Raul Burriel started seeing series of short video uploads by Oregon State University faculty years before the term "flipped classroom" started trending, along with the pedagogical technique. Now, nearly half of respondents in a new survey about the state of video in education by video platform provider Kaltura agree that the flipped model will become the norm in classroom instruction.
Burriel, an information technology consultant at Oregon State, said a number of faculty members have latched onto the flipped classroom technique — especially in the sciences. Chemistry instructors, in particular, have taken advantage of the technology to post short videos explaining scientific theorems or concepts, asking students to review them before a lab, where their time is spent not hearing lectures but actually experimenting with those concepts.
"The idea of distributing content in short little morsels has been around long before anyone coined the term 'flipped class,'" Burriel said.
Oregon State uses Kaltura for its video hosting services, tracking usage through a range of techniques offered by the company. Besides short videos obviously meant for flipped classrooms, instructors post longer videos of entire lectures for which Burriel notices a spike in viewing close to midterms or finals as students scramble to review concepts and material. Kaltura’s 2015 State of Video in Education Report, the result of a second annual online survey, included feedback from faculty identifying higher student performance when they make such lectures available.
While not surprising, the feedback from 1,200 respondents revealed overwhelming support of video use in education and acknowledgment that it is a powerful tool for improving student learning outcomes and content delivery. Students, of course, have greater comfort with the newer technology, but many faculty are getting on board.

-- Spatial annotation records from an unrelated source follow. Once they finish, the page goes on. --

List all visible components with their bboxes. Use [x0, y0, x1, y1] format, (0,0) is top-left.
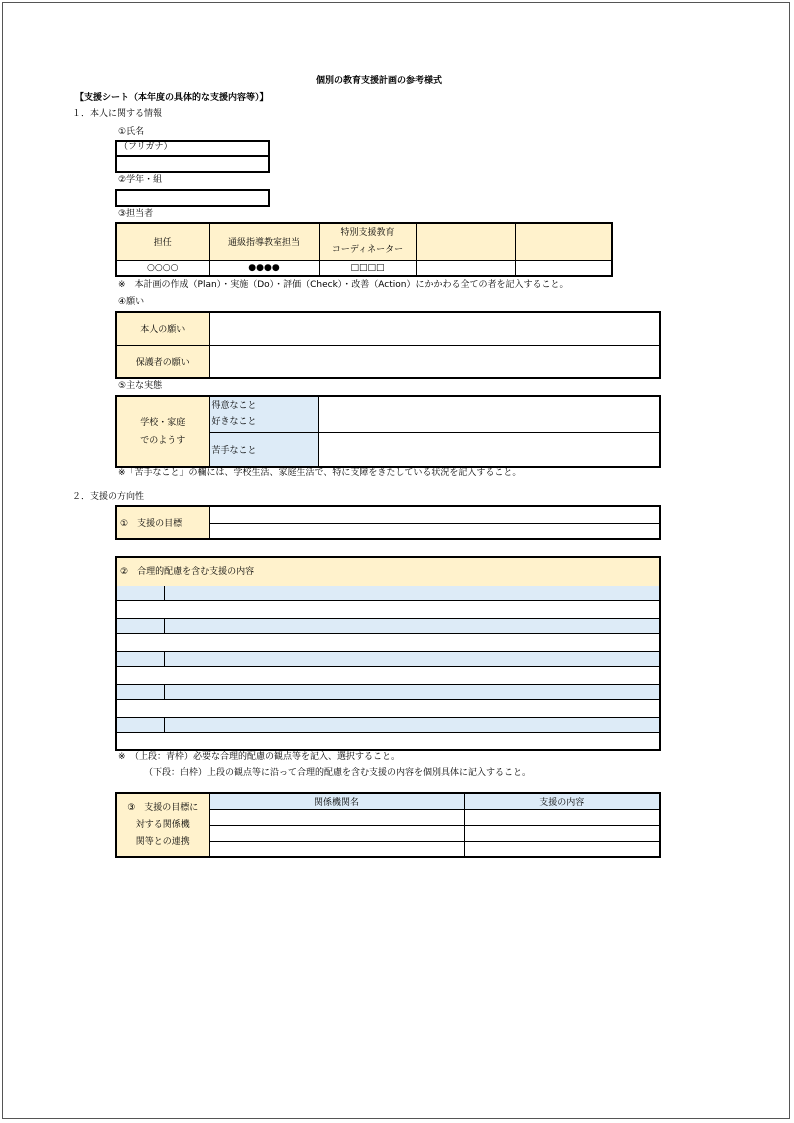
- support-viewpoint-row[interactable]: [117, 586, 659, 601]
- staff-header-coordinator: [319, 223, 416, 260]
- support-note-1: ※ （上段：青枠）必要な合理的配慮の観点等を記入、選択すること。: [118, 752, 401, 762]
- document-title: 個別の教育支援計画の参考様式: [316, 76, 443, 86]
- wish-guardian-input[interactable]: [209, 345, 660, 378]
- support-viewpoint-divider: [164, 718, 165, 733]
- goal-input-1[interactable]: [209, 506, 660, 523]
- staff-header-blank-1: [416, 223, 515, 260]
- support-viewpoint-divider: [164, 652, 165, 667]
- support-content-row[interactable]: [117, 667, 659, 685]
- content-input-3[interactable]: [464, 841, 660, 857]
- agency-input-1[interactable]: [209, 809, 464, 825]
- name-label: ①氏名: [118, 127, 145, 137]
- support-viewpoint-row[interactable]: [117, 652, 659, 667]
- wish-self-label: 本人の願い: [116, 312, 209, 345]
- staff-value-tsukyu[interactable]: ●●●●: [209, 260, 319, 276]
- cooperation-col-agency: 関係機関名: [209, 793, 464, 809]
- staff-header-blank-2: [515, 223, 612, 260]
- content-input-2[interactable]: [464, 825, 660, 841]
- good-line2: 好きなこと: [211, 417, 257, 428]
- weak-things-input[interactable]: [318, 432, 660, 467]
- staff-table: [115, 222, 613, 277]
- support-viewpoint-row[interactable]: [117, 619, 659, 634]
- agency-input-3[interactable]: [209, 841, 464, 857]
- weak-things-label: 苦手なこと: [209, 432, 318, 467]
- name-box: [115, 140, 270, 173]
- cooperation-label: [116, 793, 209, 857]
- support-content-row[interactable]: [117, 700, 659, 718]
- support-viewpoint-divider: [164, 586, 165, 601]
- support-content-row[interactable]: [117, 601, 659, 619]
- wishes-table: [115, 311, 661, 379]
- section2-heading: ２．支援の方向性: [72, 492, 145, 502]
- coordinator-line1: 特別支援教育: [340, 227, 395, 238]
- cooperation-col-content: 支援の内容: [464, 793, 660, 809]
- situation-table: [115, 395, 661, 468]
- staff-value-coordinator[interactable]: □□□□: [319, 260, 416, 276]
- support-viewpoint-row[interactable]: [117, 718, 659, 733]
- coop-line3: 関等との連携: [135, 836, 190, 847]
- support-viewpoint-row[interactable]: [117, 685, 659, 700]
- situation-label: ⑤主な実態: [118, 381, 163, 391]
- wishes-label: ④願い: [118, 297, 145, 307]
- situation-left-line2: でのようす: [140, 435, 186, 446]
- staff-value-homeroom[interactable]: ○○○○: [116, 260, 209, 276]
- furigana-label: （フリガナ）: [119, 142, 173, 152]
- situation-left-label: [116, 396, 209, 467]
- support-content-row[interactable]: [117, 634, 659, 652]
- grade-input-box[interactable]: [115, 189, 270, 207]
- cooperation-table: [115, 792, 661, 858]
- sheet-title: 【支援シート（本年度の具体的な支援内容等）】: [75, 93, 269, 103]
- wish-self-input[interactable]: [209, 312, 660, 345]
- grade-label: ②学年・組: [118, 175, 163, 185]
- coop-line1: ③ 支援の目標に: [127, 802, 199, 813]
- good-things-input[interactable]: [318, 396, 660, 432]
- wish-guardian-label: 保護者の願い: [116, 345, 209, 378]
- support-content-row[interactable]: [117, 733, 659, 749]
- goal-label: ① 支援の目標: [116, 506, 209, 539]
- good-things-label: [209, 396, 318, 432]
- staff-label: ③担当者: [118, 209, 154, 219]
- situation-note: ※「苦手なこと」の欄には、学校生活、家庭生活で、特に支障をきたしている状況を記入すること。: [118, 468, 522, 478]
- coordinator-line2: コーディネーター: [331, 244, 404, 255]
- goal-table: [115, 505, 661, 540]
- support-viewpoint-divider: [164, 619, 165, 634]
- agency-input-2[interactable]: [209, 825, 464, 841]
- name-divider: [117, 155, 268, 157]
- goal-input-2[interactable]: [209, 523, 660, 539]
- good-line1: 得意なこと: [211, 401, 257, 412]
- section1-heading: １．本人に関する情報: [72, 109, 163, 119]
- situation-left-line1: 学校・家庭: [140, 417, 186, 428]
- staff-value-blank-1[interactable]: [416, 260, 515, 276]
- staff-header-homeroom: 担任: [116, 223, 209, 260]
- support-content-header: ② 合理的配慮を含む支援の内容: [117, 558, 659, 588]
- staff-header-tsukyu: 通級指導教室担当: [209, 223, 319, 260]
- support-viewpoint-divider: [164, 685, 165, 700]
- support-note-2: （下段：白枠）上段の観点等に沿って合理的配慮を含む支援の内容を個別具体に記入すること。: [144, 768, 532, 778]
- staff-note: ※ 本計画の作成（Plan）・実施（Do）・評価（Check）・改善（Action）にかかわる全ての者を記入すること。: [118, 280, 569, 290]
- content-input-1[interactable]: [464, 809, 660, 825]
- coop-line2: 対する関係機: [135, 819, 190, 830]
- staff-value-blank-2[interactable]: [515, 260, 612, 276]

Large lecture courses have functioned in much the same way for centuries. Long-time faculty can argue their techniques have served them well for their entire careers. But Burriel finds that, at Oregon State, new courses and programs being developed by earlier career professors are prime candidates for innovative models. In fact, he expects the field is on the verge of a major shift — not one in which video replaces traditional student-teacher interaction, but in which students expect and demand quality video to continue a tradition of learning in which they have been raised.
In K-12, Burriel points out, students are self-learning. “That’s something that hasn’t really picked up yet in higher education, but that K-12 generation is going to be hitting higher education really soon and institutions are going to have to adapt to that,” Burriel said.
Already, YouTube learning channels and educational apps are popular with younger generations, which turn to them over purely entertainment-based games. More video seems inevitable as educators strive to meet students where they are.
“It’s going to mean perhaps less time in the classroom listening to lectures, but probably more time doing, more time experimenting, more time in the laboratory,” Burriel said. “It’s just a different way of learning.”
While some ascribe to the view that quality video education could one day replace traditional teaching and learning, Burriel is not one of them. To him, it’s a matter of adaptation — adapting to new techniques, adapting to new learners. Just like educators have been doing all along.